Getting over myself and doing things the easy way

During the summer, I usually spend a lot less time working on the computer. I’m outside instead, taking advantage of the short Canadian summer to garden and soak up sun while it lasts. When I do work on something, I keep it light and try new technology that piqued my curiosity just for the fun of it.

Poule-smallThis year, we also started keeping chickens, so my new project is to automate our chicken coop. The goal of this system is to automate the lights, and act as a weather station to collect information about the conditions inside and outside the coop. All of this will be controlled by a web application accessible from a smartphone. Ultimately, I’d like to automate the doors too, but it’ll require a bit more work.

It’s a fun project that allows me to dust up my neglected hardware skills. It’s been a few years since I’ve seriously worked with hardware: when I was last involved with microcontrollers and embedded computers, Arduinos were just starting to get popular. Since it’s been so long, it’s been interesting to see how my thinking has evolved.

Some background…

I have been a professional programmer all my working life, but I’ve studied electrical engineering AND programming. One could believe that all that theory from school would be useful, but it used to slow me down a lot: every time I would start a new project, I would first try to plan out how everything would go.

I would then start worrying about all the potential problems that could come up, get sucked down the rabbit hole and eventually quit working on it. If I didn’t knew much about electronics, I could have hacked things together until they worked and be satisfied, but I had the curse of knowing just a little bit too much.

Also, since I did spend a few years studying this, I felt an obligation to follow the “one true way” and make my own life as hard as possible. Why use Arduino and existing libraries when avr-gcc works just fine? Libraries are for wimps! If you’re not pouring over 100+ pages of datasheets, you’re not doing real electronics!

Getting over myself

All of this is completely ridiculous of course, especially if it’s a project you’re doing for fun. I’m thankful there are standards and good practices for commercial products: I don’t want my oven to set the house on fire or interfere with my smartphone. But if you’re just looking to learn and experiment, you can’t do much damage with a 5V circuit.
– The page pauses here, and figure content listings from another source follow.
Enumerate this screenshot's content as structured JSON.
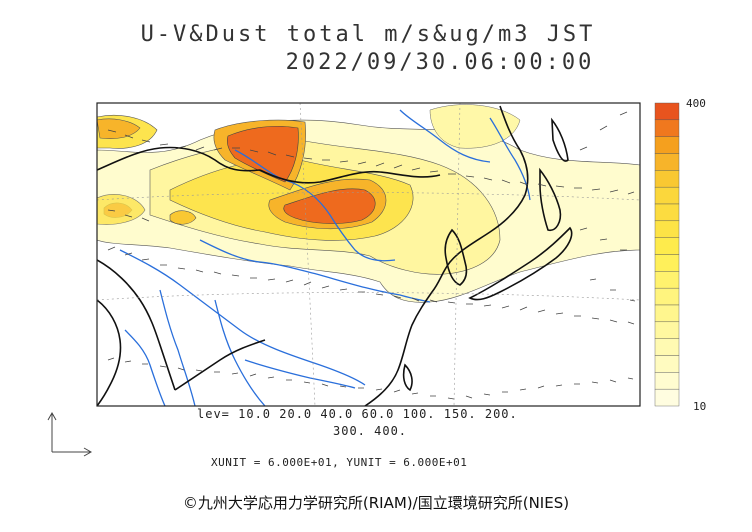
{
  "title_line1": "U-V&Dust total m/s&ug/m3 JST",
  "title_line2": "2022/09/30.06:00:00",
  "levels_line1": "lev= 10.0 20.0 40.0 60.0 100. 150. 200.",
  "levels_line2": "300. 400.",
  "units_line": "XUNIT = 6.000E+01, YUNIT = 6.000E+01",
  "colorbar": {
    "max_label": "400",
    "min_label": "10",
    "colors": [
      "#e8541e",
      "#f0781e",
      "#f5a01e",
      "#f7b42a",
      "#f9c832",
      "#fbd73c",
      "#fcdc40",
      "#fde346",
      "#feeb4c",
      "#fff05a",
      "#fff26e",
      "#fff47e",
      "#fff68e",
      "#fff8a0",
      "#fffab2",
      "#fffbc0",
      "#fffcd0",
      "#fffde0"
    ]
  },
  "credit": "©九州大学応用力学研究所(RIAM)/国立環境研究所(NIES)"
}
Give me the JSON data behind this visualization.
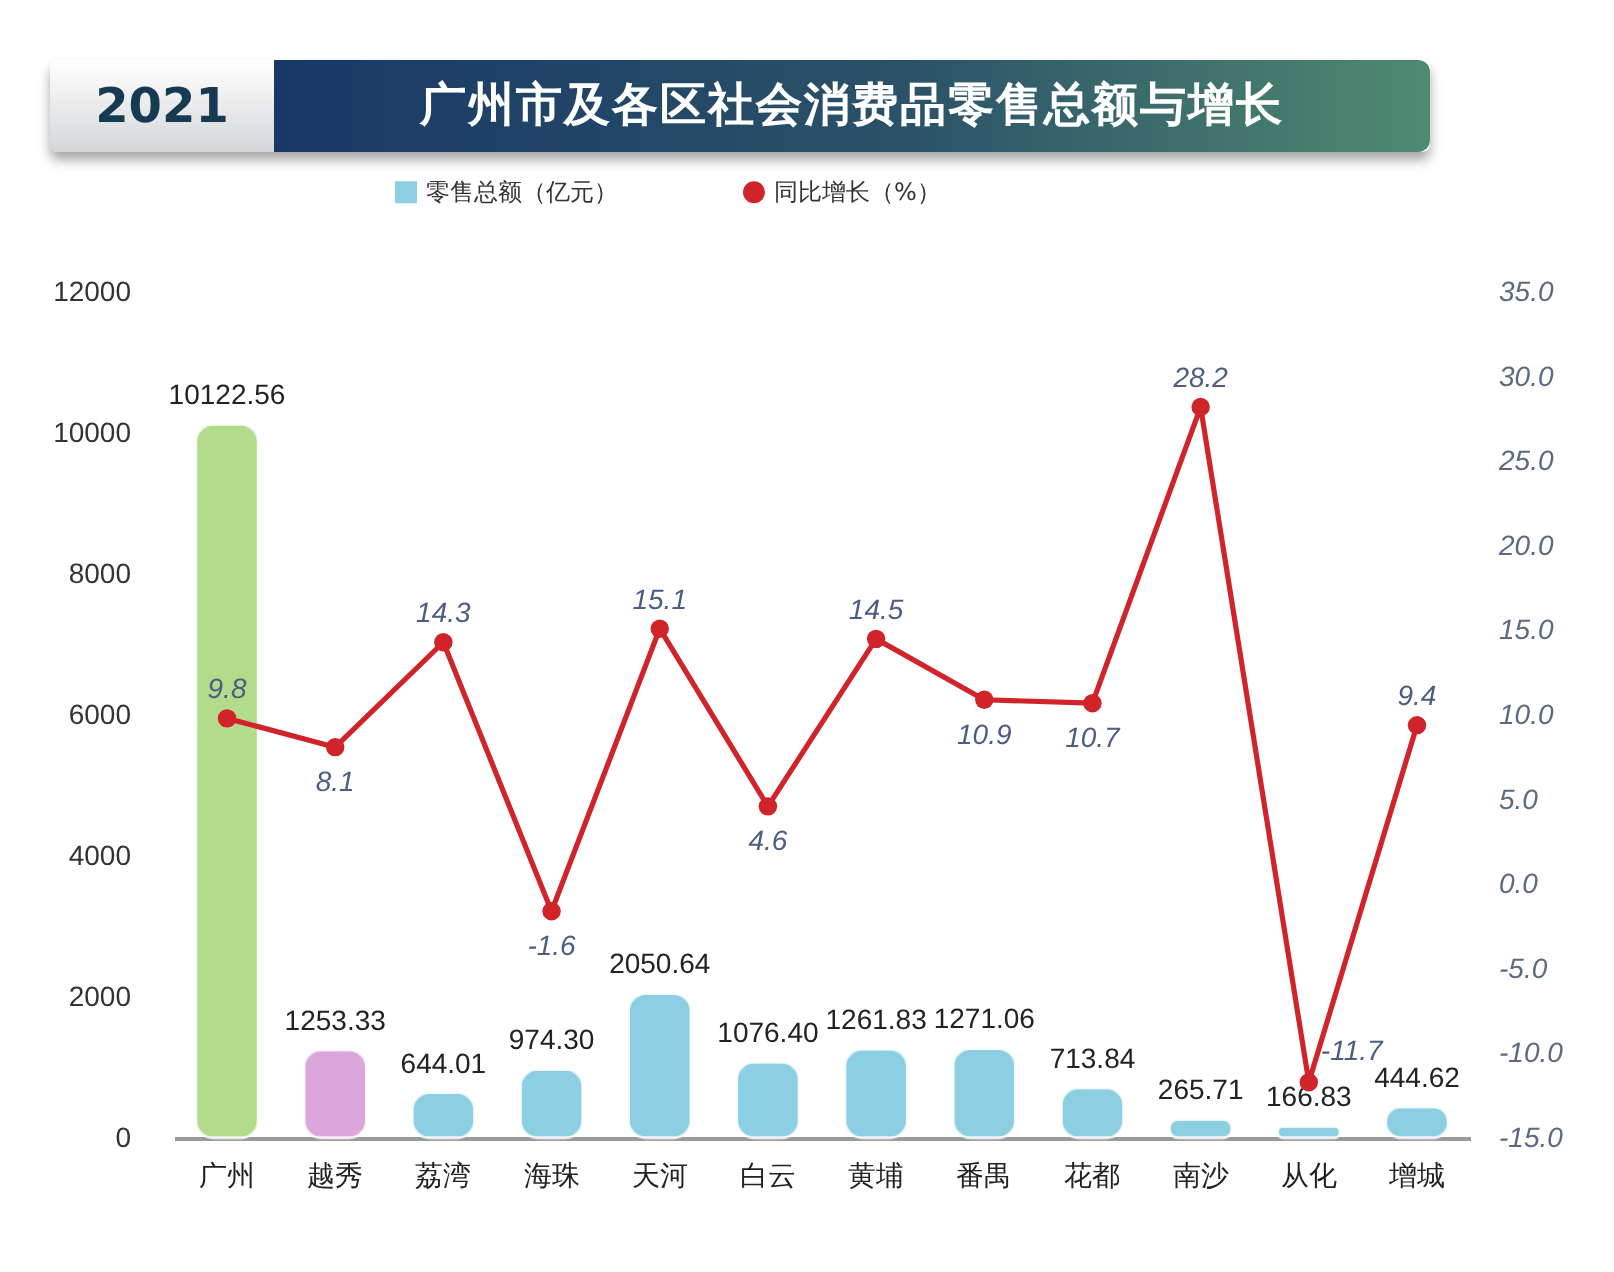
{
  "chart_data": {
    "type": "bar",
    "title": "广州市及各区社会消费品零售总额与增长",
    "subtitle": "2021",
    "categories": [
      "广州",
      "越秀",
      "荔湾",
      "海珠",
      "天河",
      "白云",
      "黄埔",
      "番禺",
      "花都",
      "南沙",
      "从化",
      "增城"
    ],
    "series": [
      {
        "name": "零售总额（亿元）",
        "color": "#8ccfe2",
        "colors": [
          "#b2dc8c",
          "#dba6dc",
          "#8ccfe2",
          "#8ccfe2",
          "#8ccfe2",
          "#8ccfe2",
          "#8ccfe2",
          "#8ccfe2",
          "#8ccfe2",
          "#8ccfe2",
          "#8ccfe2",
          "#8ccfe2"
        ],
        "values": [
          10122.56,
          1253.33,
          644.01,
          974.3,
          2050.64,
          1076.4,
          1261.83,
          1271.06,
          713.84,
          265.71,
          166.83,
          444.62
        ],
        "value_labels": [
          "10122.56",
          "1253.33",
          "644.01",
          "974.30",
          "2050.64",
          "1076.40",
          "1261.83",
          "1271.06",
          "713.84",
          "265.71",
          "166.83",
          "444.62"
        ]
      },
      {
        "name": "同比增长（%）",
        "type": "line",
        "axis": "y2",
        "color": "#d0232a",
        "values": [
          9.8,
          8.1,
          14.3,
          -1.6,
          15.1,
          4.6,
          14.5,
          10.9,
          10.7,
          28.2,
          -11.7,
          9.4
        ],
        "value_labels": [
          "9.8",
          "8.1",
          "14.3",
          "-1.6",
          "15.1",
          "4.6",
          "14.5",
          "10.9",
          "10.7",
          "28.2",
          "-11.7",
          "9.4"
        ]
      }
    ],
    "ylim": [
      0,
      12000
    ],
    "yticks": [
      0,
      2000,
      4000,
      6000,
      8000,
      10000,
      12000
    ],
    "y2lim": [
      -15,
      35
    ],
    "y2ticks": [
      {
        "value": -15,
        "label": "-15.0"
      },
      {
        "value": -10,
        "label": "-10.0"
      },
      {
        "value": -5,
        "label": "-5.0"
      },
      {
        "value": 0,
        "label": "0.0"
      },
      {
        "value": 5,
        "label": "5.0"
      },
      {
        "value": 10,
        "label": "10.0"
      },
      {
        "value": 15,
        "label": "15.0"
      },
      {
        "value": 20,
        "label": "20.0"
      },
      {
        "value": 25,
        "label": "25.0"
      },
      {
        "value": 30,
        "label": "30.0"
      },
      {
        "value": 35,
        "label": "35.0"
      }
    ],
    "legend": "top",
    "marker": "circle"
  }
}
Maybe you’ll burn a few components, but that’s life.

Looking back, I see a lot of similarities with how people are told to learn to program or to start using a new language, cramming in too many computer science patterns and practices before getting started. Trying to learn theory without balancing it with practical work on real software is a dangerous pitfall that will stop you from progressing. If you have too many things to keep in mind at once, you’ll start worrying about how your project will collapse under its own weight because of your spaghetti code, even if you’ve barely gotten started.

In the end, you’ll stop yourself from shipping projects even if you don’t have any users yet. You’ll start believing that you must understand everything to perfection before getting started, and that no shortcuts are allowed, ever. That makes it really hard to keep learning and growing.
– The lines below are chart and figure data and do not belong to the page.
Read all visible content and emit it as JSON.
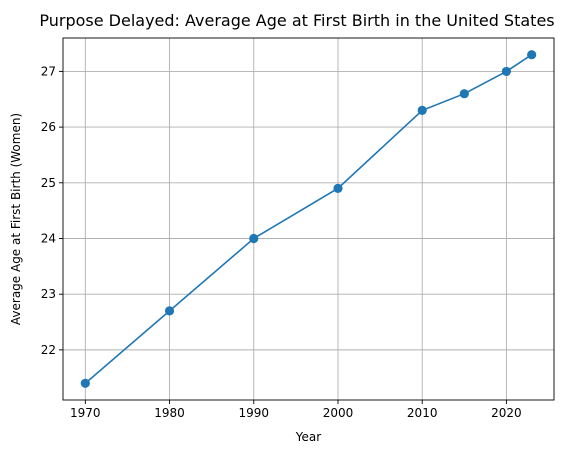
{
  "chart_data": {
    "type": "line",
    "title": "Purpose Delayed: Average Age at First Birth in the United States",
    "xlabel": "Year",
    "ylabel": "Average Age at First Birth (Women)",
    "x": [
      1970,
      1980,
      1990,
      2000,
      2010,
      2015,
      2020,
      2023
    ],
    "series": [
      {
        "values": [
          21.4,
          22.7,
          24.0,
          24.9,
          26.3,
          26.6,
          27.0,
          27.3
        ]
      }
    ],
    "xlim": [
      1967.35,
      2025.65
    ],
    "ylim": [
      21.1,
      27.6
    ],
    "xticks": [
      1970,
      1980,
      1990,
      2000,
      2010,
      2020
    ],
    "yticks": [
      22,
      23,
      24,
      25,
      26,
      27
    ],
    "grid": true,
    "marker": "circle",
    "color": "#1f77b4"
  }
}
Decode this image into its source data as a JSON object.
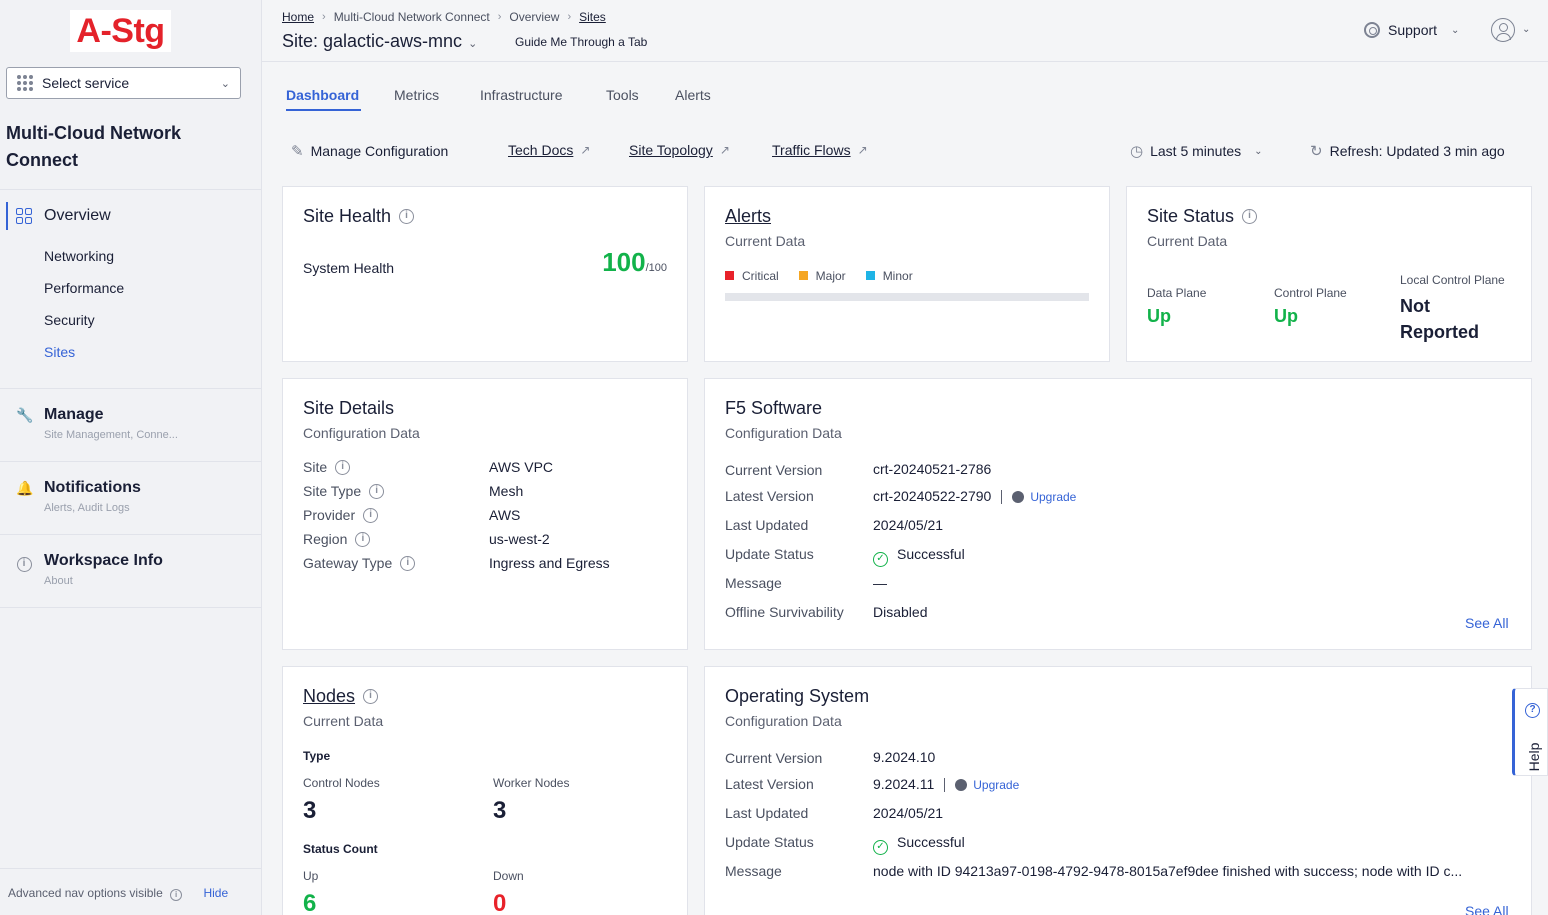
{
  "sidebar": {
    "logo_text": "A-Stg",
    "select_service": "Select service",
    "app_title": "Multi-Cloud Network Connect",
    "overview_label": "Overview",
    "overview_items": [
      {
        "label": "Networking"
      },
      {
        "label": "Performance"
      },
      {
        "label": "Security"
      },
      {
        "label": "Sites"
      }
    ],
    "sections": [
      {
        "title": "Manage",
        "subtitle": "Site Management, Conne..."
      },
      {
        "title": "Notifications",
        "subtitle": "Alerts, Audit Logs"
      },
      {
        "title": "Workspace Info",
        "subtitle": "About"
      }
    ],
    "footer_text": "Advanced nav options visible",
    "footer_hide": "Hide"
  },
  "header": {
    "breadcrumb": [
      "Home",
      "Multi-Cloud Network Connect",
      "Overview",
      "Sites"
    ],
    "site_title": "Site: galactic-aws-mnc",
    "guide": "Guide Me Through a Tab",
    "support": "Support"
  },
  "tabs": [
    "Dashboard",
    "Metrics",
    "Infrastructure",
    "Tools",
    "Alerts"
  ],
  "actions": {
    "manage_config": "Manage Configuration",
    "tech_docs": "Tech Docs",
    "site_topology": "Site Topology",
    "traffic_flows": "Traffic Flows",
    "time_range": "Last 5 minutes",
    "refresh": "Refresh: Updated 3 min ago"
  },
  "site_health": {
    "title": "Site Health",
    "label": "System Health",
    "score": "100",
    "max": "/100"
  },
  "alerts": {
    "title": "Alerts",
    "subtitle": "Current Data",
    "legend": [
      {
        "label": "Critical",
        "color": "#e8222a"
      },
      {
        "label": "Major",
        "color": "#f5a623"
      },
      {
        "label": "Minor",
        "color": "#1fb4e6"
      }
    ]
  },
  "site_status": {
    "title": "Site Status",
    "subtitle": "Current Data",
    "data_plane_label": "Data Plane",
    "data_plane_value": "Up",
    "control_plane_label": "Control Plane",
    "control_plane_value": "Up",
    "local_cp_label": "Local Control Plane",
    "local_cp_value_1": "Not",
    "local_cp_value_2": "Reported"
  },
  "site_details": {
    "title": "Site Details",
    "subtitle": "Configuration Data",
    "rows": [
      {
        "label": "Site",
        "value": "AWS VPC"
      },
      {
        "label": "Site Type",
        "value": "Mesh"
      },
      {
        "label": "Provider",
        "value": "AWS"
      },
      {
        "label": "Region",
        "value": "us-west-2"
      },
      {
        "label": "Gateway Type",
        "value": "Ingress and Egress"
      }
    ]
  },
  "f5_software": {
    "title": "F5 Software",
    "subtitle": "Configuration Data",
    "current_version_label": "Current Version",
    "current_version": "crt-20240521-2786",
    "latest_version_label": "Latest Version",
    "latest_version": "crt-20240522-2790",
    "upgrade": "Upgrade",
    "last_updated_label": "Last Updated",
    "last_updated": "2024/05/21",
    "update_status_label": "Update Status",
    "update_status": "Successful",
    "message_label": "Message",
    "message": "—",
    "offline_label": "Offline Survivability",
    "offline": "Disabled",
    "see_all": "See All"
  },
  "nodes": {
    "title": "Nodes",
    "subtitle": "Current Data",
    "type_label": "Type",
    "control_nodes_label": "Control Nodes",
    "control_nodes": "3",
    "worker_nodes_label": "Worker Nodes",
    "worker_nodes": "3",
    "status_count_label": "Status Count",
    "up_label": "Up",
    "up": "6",
    "down_label": "Down",
    "down": "0"
  },
  "operating_system": {
    "title": "Operating System",
    "subtitle": "Configuration Data",
    "current_version_label": "Current Version",
    "current_version": "9.2024.10",
    "latest_version_label": "Latest Version",
    "latest_version": "9.2024.11",
    "upgrade": "Upgrade",
    "last_updated_label": "Last Updated",
    "last_updated": "2024/05/21",
    "update_status_label": "Update Status",
    "update_status": "Successful",
    "message_label": "Message",
    "message": "node with ID 94213a97-0198-4792-9478-8015a7ef9dee finished with success; node with ID c...",
    "see_all": "See All"
  },
  "help": {
    "label": "Help"
  },
  "colors": {
    "accent": "#3563d6",
    "success": "#12b24a",
    "danger": "#e8222a"
  }
}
As a programmer, you’ll learn where you can cut and where you must put more effort with experience. This can’t be learned from books and courses, you have to see it for yourself. There is a time and place for implementing things yourself because you wish to learn more or because it’s a critical part of your project, and another for using code someone else has written and that is good enough.

Thankfully, I’ve gotten over myself and I’m now more laid back about using hardware and code other people made. For this project, I’ve been using some great open source code from the Arduino community instead of trying to reinvent the wheel, and it’s been a blast. Hopefully, I’ll bring this one to the point where I can use it!